In the spring of 1894, Elder Squires was serving as a missionary in Leipsic, Germany. He welcomed a new companion, fresh to the mission field, and showed him around the city. After touring the great market-hall and the library, they went to the art gallery.
On the inside the pictures had been placed in a series of rooms each connected with the other in such a way that you may pass from the first room into the next, and so on through all of the others and back again to the first. The new elder—I will call him Elder Green—did not know that they could thus move from room to room, and at last return to their starting place.
The walls of the different rooms were crowded with the master-pieces of German and Italian artists. In one room was a life-sized portrait of Napoleon which Elder Green admired very much.
They passed on around through the different rooms, chatting and admiring the paintings, as they went, and had returned to the portrait of Napoleon.
“My goodness!” exclaimed Elder Green, “there is another portrait of Napoleon!”
Elder Green was not aware that they were on their second trip around. Elder Squires quickly led him from the portrait—he was curious to see how far he could lead Elder Green—before he discovered that he was looking at pictures for the second time. He kept up his interest until they returned again to Napoleon. “Well, well, another picture of Napoleon!” he exclaimed, as he viewed the great warrior for the third time.
They left the gallery. Elder Green had not discovered that he had seen all of the pictures twice, and some of them three times. As they walked away Elder Green wondered that the Leipsic gallery contained such a vast number of fine paintings, so many more than he had seen in the art gallery in London.
Elder Squires told him he had not yet seen the London gallery, and did not know how it compared with the gallery in Leipsic, but he ventured the assertion to Elder Green that London could not produce so many fine portraits of Napoleon.
Elder Squires never told his companion how he had led him around. The new elder had such confidence in him that he hated to let him know how he had played upon his confidence.
Leading You Around The Gallery
Do you have an acquaintance showing you how much greater and better and grander your opportunities for advancement, work and progress will be if you leave your good home and people to go there or yonder?—beware lest he is leading you around the gallery!
Have you a friend who tells you that the people of the world are so much freer than you are, and that your religion tends to make you narrow and one-sided, and then invites you to come out into the open and see the big world?—take heed that he does not lead you around the gallery!
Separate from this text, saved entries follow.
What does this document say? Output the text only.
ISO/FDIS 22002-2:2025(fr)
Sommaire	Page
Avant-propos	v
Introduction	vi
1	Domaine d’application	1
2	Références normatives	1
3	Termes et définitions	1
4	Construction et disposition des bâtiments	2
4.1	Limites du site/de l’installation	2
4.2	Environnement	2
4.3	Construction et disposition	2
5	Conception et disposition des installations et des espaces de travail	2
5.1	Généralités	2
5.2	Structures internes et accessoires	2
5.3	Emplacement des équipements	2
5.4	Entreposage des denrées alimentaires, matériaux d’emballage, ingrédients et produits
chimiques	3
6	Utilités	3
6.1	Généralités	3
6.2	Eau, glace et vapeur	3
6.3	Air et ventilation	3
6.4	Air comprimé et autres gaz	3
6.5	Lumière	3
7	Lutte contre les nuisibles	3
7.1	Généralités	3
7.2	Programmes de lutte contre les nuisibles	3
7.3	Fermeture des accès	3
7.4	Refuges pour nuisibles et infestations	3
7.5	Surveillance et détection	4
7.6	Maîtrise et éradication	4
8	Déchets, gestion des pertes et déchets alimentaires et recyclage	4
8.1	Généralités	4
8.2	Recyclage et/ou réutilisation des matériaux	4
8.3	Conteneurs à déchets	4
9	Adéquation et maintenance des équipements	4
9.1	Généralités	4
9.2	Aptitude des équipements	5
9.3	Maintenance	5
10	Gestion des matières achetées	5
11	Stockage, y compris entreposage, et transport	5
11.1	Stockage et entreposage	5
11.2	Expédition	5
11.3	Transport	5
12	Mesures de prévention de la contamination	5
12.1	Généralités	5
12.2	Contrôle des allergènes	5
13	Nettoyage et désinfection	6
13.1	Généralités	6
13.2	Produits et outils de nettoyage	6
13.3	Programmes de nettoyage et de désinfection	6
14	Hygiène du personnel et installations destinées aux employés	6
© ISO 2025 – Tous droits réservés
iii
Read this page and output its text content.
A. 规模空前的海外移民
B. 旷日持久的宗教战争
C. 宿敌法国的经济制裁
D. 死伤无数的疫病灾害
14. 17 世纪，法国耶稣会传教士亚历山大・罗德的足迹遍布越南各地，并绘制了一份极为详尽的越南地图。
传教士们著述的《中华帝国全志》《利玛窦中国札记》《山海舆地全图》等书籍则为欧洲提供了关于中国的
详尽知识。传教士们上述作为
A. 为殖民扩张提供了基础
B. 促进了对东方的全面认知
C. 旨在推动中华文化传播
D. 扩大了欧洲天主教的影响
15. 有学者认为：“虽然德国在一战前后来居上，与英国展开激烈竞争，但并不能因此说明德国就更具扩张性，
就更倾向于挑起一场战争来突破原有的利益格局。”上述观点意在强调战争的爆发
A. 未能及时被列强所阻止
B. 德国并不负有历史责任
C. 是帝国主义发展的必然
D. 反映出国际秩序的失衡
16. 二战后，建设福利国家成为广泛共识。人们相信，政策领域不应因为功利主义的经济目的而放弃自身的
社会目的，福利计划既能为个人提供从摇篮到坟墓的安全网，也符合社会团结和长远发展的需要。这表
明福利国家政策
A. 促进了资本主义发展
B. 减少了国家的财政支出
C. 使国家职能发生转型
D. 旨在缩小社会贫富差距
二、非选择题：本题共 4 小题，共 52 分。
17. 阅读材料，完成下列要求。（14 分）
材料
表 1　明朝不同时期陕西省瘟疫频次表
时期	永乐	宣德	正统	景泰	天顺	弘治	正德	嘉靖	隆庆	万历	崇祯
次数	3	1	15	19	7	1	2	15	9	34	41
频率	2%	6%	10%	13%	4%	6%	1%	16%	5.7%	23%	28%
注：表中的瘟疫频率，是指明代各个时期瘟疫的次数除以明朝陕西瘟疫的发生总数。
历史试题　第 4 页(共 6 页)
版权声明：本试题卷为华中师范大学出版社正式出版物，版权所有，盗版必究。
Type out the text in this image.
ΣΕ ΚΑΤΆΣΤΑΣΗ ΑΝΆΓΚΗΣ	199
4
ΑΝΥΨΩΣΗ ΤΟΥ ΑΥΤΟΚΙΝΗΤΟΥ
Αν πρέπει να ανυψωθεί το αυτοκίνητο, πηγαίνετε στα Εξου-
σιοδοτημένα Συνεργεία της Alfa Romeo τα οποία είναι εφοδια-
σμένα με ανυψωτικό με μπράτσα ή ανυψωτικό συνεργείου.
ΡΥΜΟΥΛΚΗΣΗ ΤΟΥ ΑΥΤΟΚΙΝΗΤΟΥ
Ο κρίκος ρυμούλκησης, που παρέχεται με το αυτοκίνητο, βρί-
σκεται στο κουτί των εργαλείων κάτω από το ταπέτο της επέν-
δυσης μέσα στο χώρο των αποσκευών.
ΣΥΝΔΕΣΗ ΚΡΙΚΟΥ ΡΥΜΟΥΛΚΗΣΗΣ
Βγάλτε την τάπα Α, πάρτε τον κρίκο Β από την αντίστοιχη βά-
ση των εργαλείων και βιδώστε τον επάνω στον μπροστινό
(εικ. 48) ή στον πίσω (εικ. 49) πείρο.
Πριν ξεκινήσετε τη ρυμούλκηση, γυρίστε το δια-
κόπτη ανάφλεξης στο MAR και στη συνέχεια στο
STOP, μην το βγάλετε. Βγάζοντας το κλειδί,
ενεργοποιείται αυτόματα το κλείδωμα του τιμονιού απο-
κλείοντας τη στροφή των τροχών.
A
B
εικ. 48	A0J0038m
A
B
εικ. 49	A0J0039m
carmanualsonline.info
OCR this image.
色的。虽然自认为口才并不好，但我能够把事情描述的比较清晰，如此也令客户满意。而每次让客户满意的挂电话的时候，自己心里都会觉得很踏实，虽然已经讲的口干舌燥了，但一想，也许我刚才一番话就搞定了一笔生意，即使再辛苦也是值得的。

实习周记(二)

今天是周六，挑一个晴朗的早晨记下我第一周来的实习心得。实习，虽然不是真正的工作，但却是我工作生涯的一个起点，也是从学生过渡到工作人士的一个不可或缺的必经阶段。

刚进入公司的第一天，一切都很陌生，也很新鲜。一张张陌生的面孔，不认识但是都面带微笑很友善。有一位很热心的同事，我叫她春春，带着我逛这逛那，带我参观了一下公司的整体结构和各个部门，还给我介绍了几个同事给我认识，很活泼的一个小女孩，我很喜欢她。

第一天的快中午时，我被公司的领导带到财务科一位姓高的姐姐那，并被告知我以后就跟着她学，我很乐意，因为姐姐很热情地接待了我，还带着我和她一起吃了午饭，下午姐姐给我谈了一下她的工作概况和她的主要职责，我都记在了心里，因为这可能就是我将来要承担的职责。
Have you a so-called friend who tells you of the pleasure and freedom and manliness you may gain in the club room, at the gaming-table, in the saloon, in the pool-room, with up-to-date companions, as compared to the hum-drum of home and school, and the Church ward organizations?—set it down, he is leading you around the gallery! Every time, too, that you express surprise at a new Napoleon, he laughs in his sleeve at your ignorance and credulity.
Adapted from: Edward H. Anderson, “For the Development of Character”, Improvement Era, Vol. XIV. January, 1911. No. 3.